Théâtres : les succès ne cachent pas la crise

Par @Culturebox
Mis à jour le 06/12/2016 à 06H30, publié le 28/12/2011 à 10H52
Le théâtre du Châtelet à Paris

Le théâtre du Châtelet à Paris

© LOIC VENANCE/AFP

Les théâtres publics font salles combles mais subissent la stagnation des subventions ; les privés connaissent une saison difficile avec une fréquentation à la baisse : la crise frappe différemment les salles de spectacles mais leurs directeurs manifestent tous la même inquiétude.

Splendeur et misère
"On avoisine presque les 100% de taux de remplissage sur tous les spectacles depuis la rentrée et un chiffre record d'abonnés", se félicite Pierre-Yves Lenoir, administrateur du théâtre national l'Odéon-Théâtre de l'Europe à Paris. "2010-2011 est la meilleure saison historique depuis 1968", renchérit Emmanuel Demarcy-Mota, directeur du Théâtre de la Ville à Paris, subventionné par la mairie.

Le Festival d'automne à Paris, présenté dans 30 théâtres parisiens et de banlieue, a connu un taux de remplissage de 89%, selon ses organisateurs.

Mais ces succès sont contrebalancés par des subventions en stagnation face à des frais fixes qui augmentent, selon Pierre-Yves Lenoir, pour qui ce coup de ciseau a fait baisser de 34% en 5 ans les moyens de production de l'Odéon.

Certains innovent, comme les Bouffes du Nord, qui ont ouvert la voie du mécénat. Le principe : un traitement VIP pour les spectateurs qui donnent 3.000 euros (dont 1.000 euros déductibles des impôts) pour financer un opéra.

Le théâtre privé, lui, vit des moments difficiles avec un début de saison mitigé, après une année de disette en 2010. "Là, on serait plutôt dans l'inquiétude", confie Marie-France Mignal, présidente de l'Association pour le soutien du théâtre privé (ASTP).

Le modèle économique du théâtre privé est, il est vrai, plus fragile et, pour être rentable, une pièce doit être jouée très longtemps.
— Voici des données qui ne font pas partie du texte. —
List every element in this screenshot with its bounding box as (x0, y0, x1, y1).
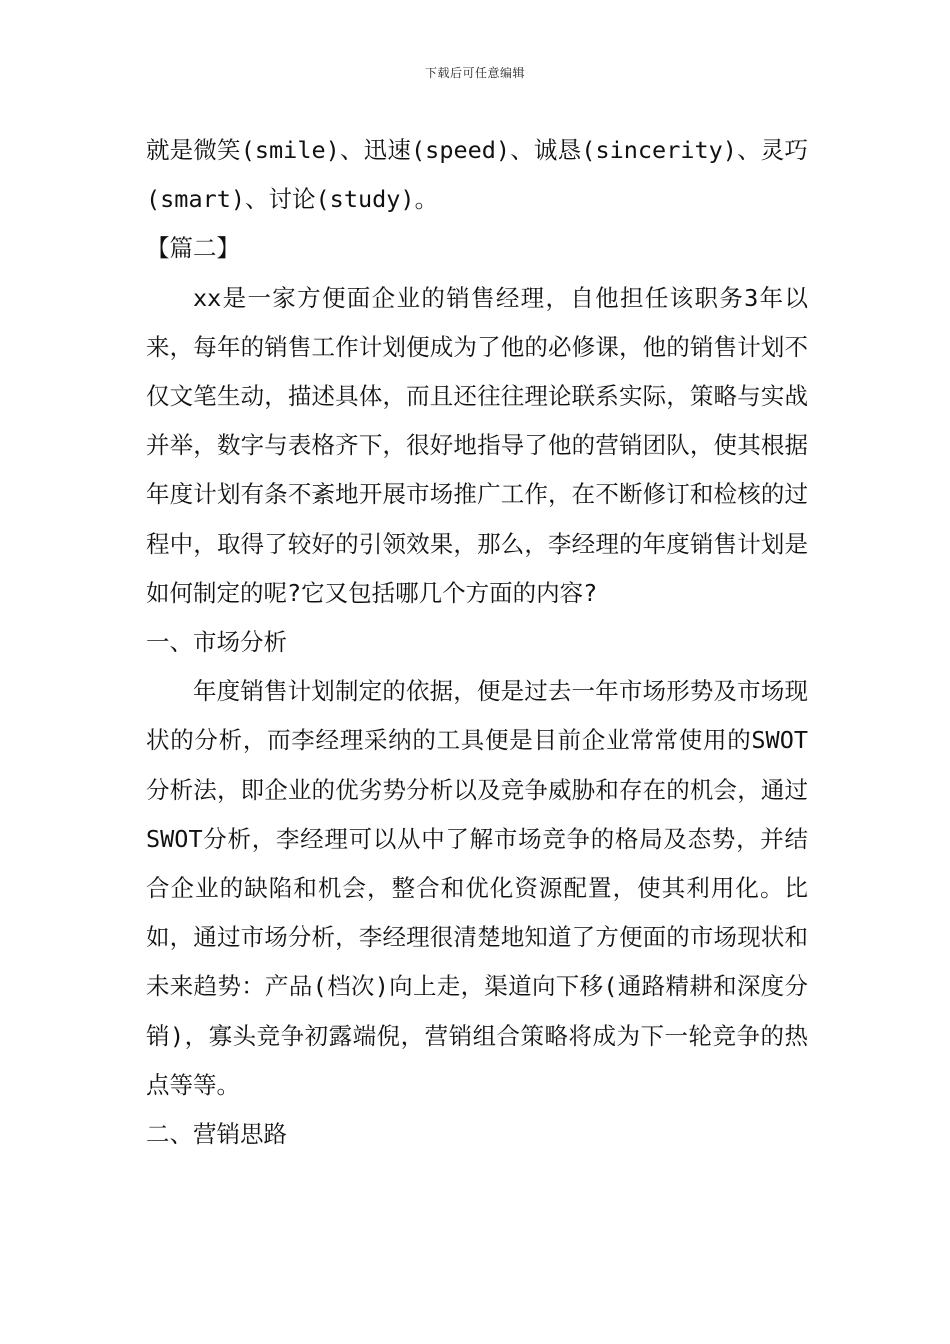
document-body (146, 126, 808, 1159)
market-analysis-paragraph: 年度销售计划制定的依据，便是过去一年市场形势及市场现状的分析，而李经理采纳的工具便是目前企业常常使用的SWOT分析法，即企业的优劣势分析以及竞争威胁和存在的机会，通过SWOT分析，李经理可以从中了解市场竞争的格局及态势，并结合企业的缺陷和机会，整合和优化资源配置，使其利用化。比如，通过市场分析，李经理很清楚地知道了方便面的市场现状和未来趋势：产品(档次)向上走，渠道向下移(通路精耕和深度分销)，寡头竞争初露端倪，营销组合策略将成为下一轮竞争的热点等等。 (146, 677, 808, 1099)
heading-marketing-ideas: 二、营销思路 (146, 1120, 287, 1149)
page-header: 下载后可任意编辑 (424, 66, 525, 80)
heading-market-analysis: 一、市场分析 (146, 628, 287, 657)
section-title: 【篇二】 (146, 234, 240, 263)
intro-paragraph: xx是一家方便面企业的销售经理，自他担任该职务3年以来，每年的销售工作计划便成为了他的必修课，他的销售计划不仅文笔生动，描述具体，而且还往往理论联系实际，策略与实战并举，数字与表格齐下，很好地指导了他的营销团队，使其根据年度计划有条不紊地开展市场推广工作，在不断修订和检核的过程中，取得了较好的引领效果，那么，李经理的年度销售计划是如何制定的呢?它又包括哪几个方面的内容? (146, 283, 808, 607)
continuation-paragraph: 就是微笑(smile)、迅速(speed)、诚恳(sincerity)、灵巧(smart)、讨论(study)。 (146, 136, 808, 214)
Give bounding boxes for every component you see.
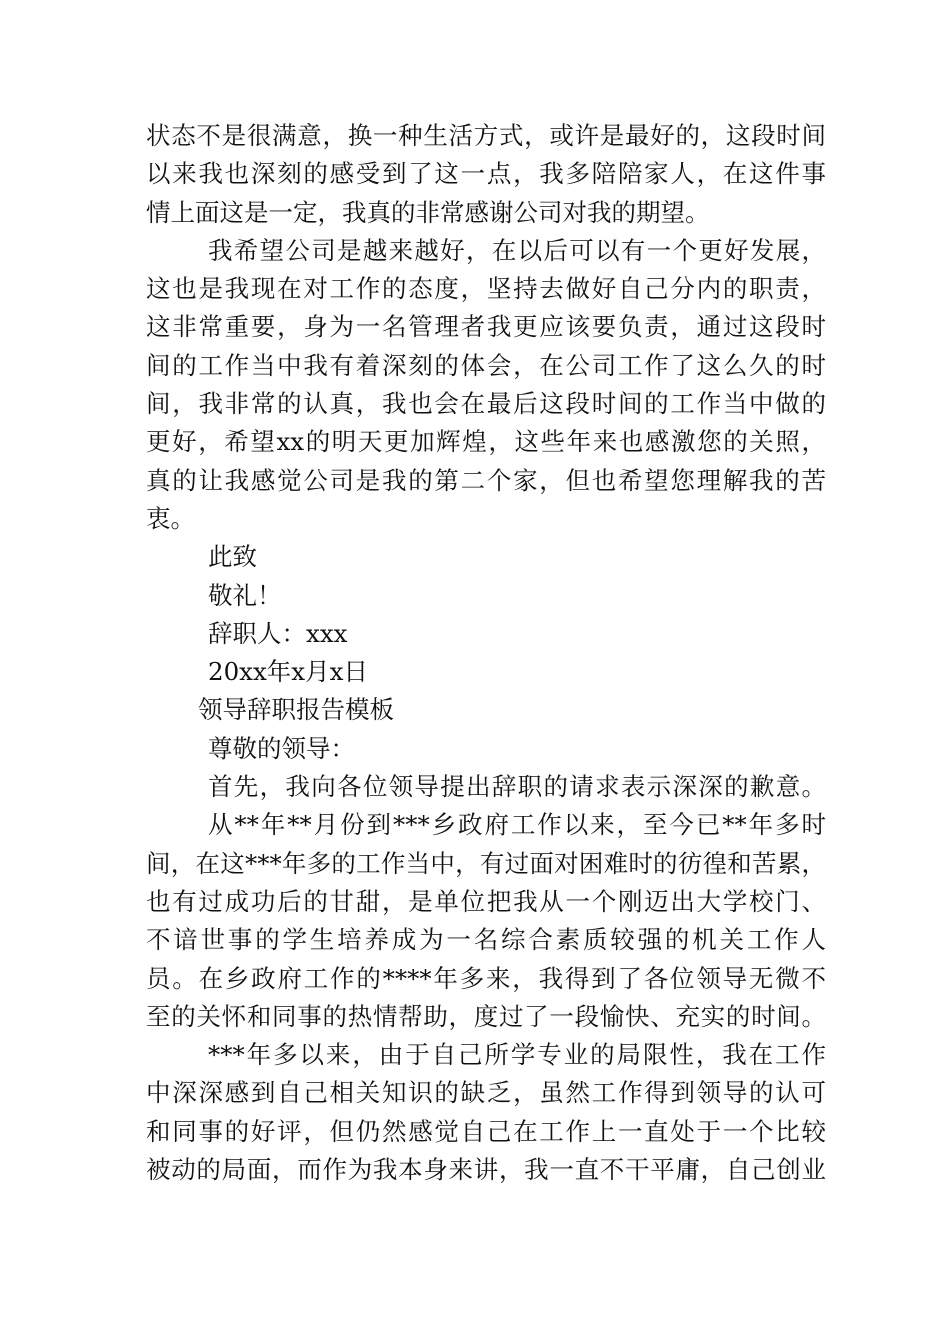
text-line: 间，在这***年多的工作当中，有过面对困难时的彷徨和苦累，	[146, 848, 826, 878]
text-line: 衷。	[146, 503, 195, 533]
text-line: 间，我非常的认真，我也会在最后这段时间的工作当中做的	[146, 389, 826, 419]
text-line: 从**年**月份到***乡政府工作以来，至今已**年多时	[208, 810, 826, 840]
text-line: 员。在乡政府工作的****年多来，我得到了各位领导无微不	[146, 963, 826, 993]
text-line: 被动的局面，而作为我本身来讲，我一直不干平庸，自己创业	[146, 1155, 826, 1185]
text-line: 情上面这是一定，我真的非常感谢公司对我的期望。	[146, 197, 710, 227]
text-line: 敬礼！	[208, 580, 282, 610]
text-line: 这非常重要，身为一名管理者我更应该要负责，通过这段时	[146, 312, 826, 342]
text-line: 不谙世事的学生培养成为一名综合素质较强的机关工作人	[146, 925, 826, 955]
text-line: 以来我也深刻的感受到了这一点，我多陪陪家人，在这件事	[146, 159, 826, 189]
text-line: 辞职人：xxx	[208, 618, 348, 648]
text-line: 真的让我感觉公司是我的第二个家，但也希望您理解我的苦	[146, 465, 826, 495]
text-line: 领导辞职报告模板	[198, 695, 394, 725]
text-line: 也有过成功后的甘甜，是单位把我从一个刚迈出大学校门、	[146, 886, 826, 916]
text-line: ***年多以来，由于自己所学专业的局限性，我在工作	[208, 1040, 826, 1070]
text-line: 这也是我现在对工作的态度，坚持去做好自己分内的职责，	[146, 274, 826, 304]
text-line: 和同事的好评，但仍然感觉自己在工作上一直处于一个比较	[146, 1116, 826, 1146]
text-line: 尊敬的领导：	[208, 733, 355, 763]
text-line: 首先，我向各位领导提出辞职的请求表示深深的歉意。	[208, 772, 826, 802]
text-line: 更好，希望xx的明天更加辉煌，这些年来也感激您的关照，	[146, 427, 826, 457]
text-line: 间的工作当中我有着深刻的体会，在公司工作了这么久的时	[146, 350, 826, 380]
document-body	[146, 117, 826, 1189]
text-line: 我希望公司是越来越好，在以后可以有一个更好发展，	[208, 235, 826, 265]
text-line: 此致	[208, 542, 257, 572]
text-line: 中深深感到自己相关知识的缺乏，虽然工作得到领导的认可	[146, 1078, 826, 1108]
text-line: 状态不是很满意，换一种生活方式，或许是最好的，这段时间	[146, 121, 826, 150]
text-line: 至的关怀和同事的热情帮助，度过了一段愉快、充实的时间。	[146, 1001, 826, 1031]
text-line: 20xx年x月x日	[208, 657, 368, 687]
Pas de chance pour le Théâtre Hébertot par exemple, qui a dû faire tomber le rideau sur "Youri", malgré la présence de Jean-Paul Rouve. Idem au Théâtre de l'Oeuvre, qui a arrêté "Entre deux Ils".
 

Le privé en crise
La crise est montrée du doigt : le spectateur du privé doit aussi payer le vestiaire, donner un pourboire à l'ouvreuse et ne peut pas bénéficier des abonnements proposés dans les théâtres publics. Le prix moyen d'un billet est d'environ 31 euros dans le privé et autour de 14 à 18 euros avec un abonnement dans les théâtres publics.

Le beau temps du début d'automne est aussi invoqué, tout comme les grèves des transports, sans oublier "le discours des médias négatif à notre égard et le pouvoir de l'audiovisuel pour dissuader les gens de sortir", recense Marie-France Mignal.

Illustration de ce sentiment d'ostracisme : les théâtres privés ont décidé de boycotter la cérémonie des Molières, accusée notamment de faire la part trop
belle au public.

L'ASTP dénonce aussi la prolifération des petites salles qui "ne respectent rien", ni les mesures de sécurité, ni les pratiques tarifaires, et utilisent le besoin des acteurs de travailler pour les exploiter. "Pour nous, c'est un fléau. Le théâtre tue le théâtre. Nous avons alerté les pouvoirs publics et rien ne se passe", dénonce Marie-France Mignal.

A Paris, une cinquantaine de théâtres privés bénéficient quand même d'un petit coup de pouce de la mairie, mais cette aide a baissé de 664.000 euros en deux ans pour atteindre 2,9 millions d'euros, selon l'ASTP. A ceci s'ajoute une subvention de l'Etat de 3,5 millions d'euros, stable.

Pour parer les mauvais coups, les théâtres privés parisiens ont créé un mécanisme de régulation: ils versent une quote-part de leurs revenus à l'ASTP (6,8 millions d'euros en 2010), qui utilise ces fonds pour fournir des avances ou amortir les déficits. "Ainsi, les succès aident les échecs", explique Antoine Masure, délégué général de l'ASTP.